If you suffer more, do you get more reward?
A friend says: ‘The more you suffer, the more the reward in the Hereafter’. That is sadistic.
Answer
One should not invite trouble unnecessarily. However, if it comes from the Almighty as a trial, one should face it with patience. It is not quite as much the intensity of suffering itself as the quality of response one shows on the face of it that would decide one’s reward in the Hereafter. For instance, a person ‘A’ goes through suffering which is not quite as serious as that of another person B. If A’s response to his trial has been qualitatively superior in that he has been more patient and thankful to God despite his suffering than B, then he is very likely to get a higher reward despite B’s greater suffering. Moreover, one should not forget that reward is also in store for those who don’t go through suffering but are blessed with the Almighty’s mercies, to which they respond positively by being thankful and by sharing them with others.

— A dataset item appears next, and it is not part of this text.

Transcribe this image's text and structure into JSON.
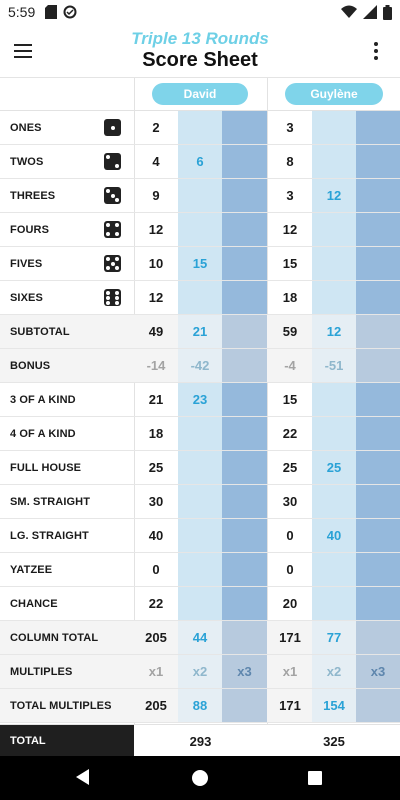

The fact of the matter is that we are all going through a trial in this world. We are expected in the trial to respond to the circumstances we go through, by being patient and thankful. Some people confront occasions of patience more than those calling upon them to be grateful. The converse is true for others. Who goes through what form of trial is the Almighty’s prerogative. At the end of the day, it is the attitude of the individual towards God Almighty, and the circumstances he was given to go through, that would decide what his ultimate reward/punishment would be.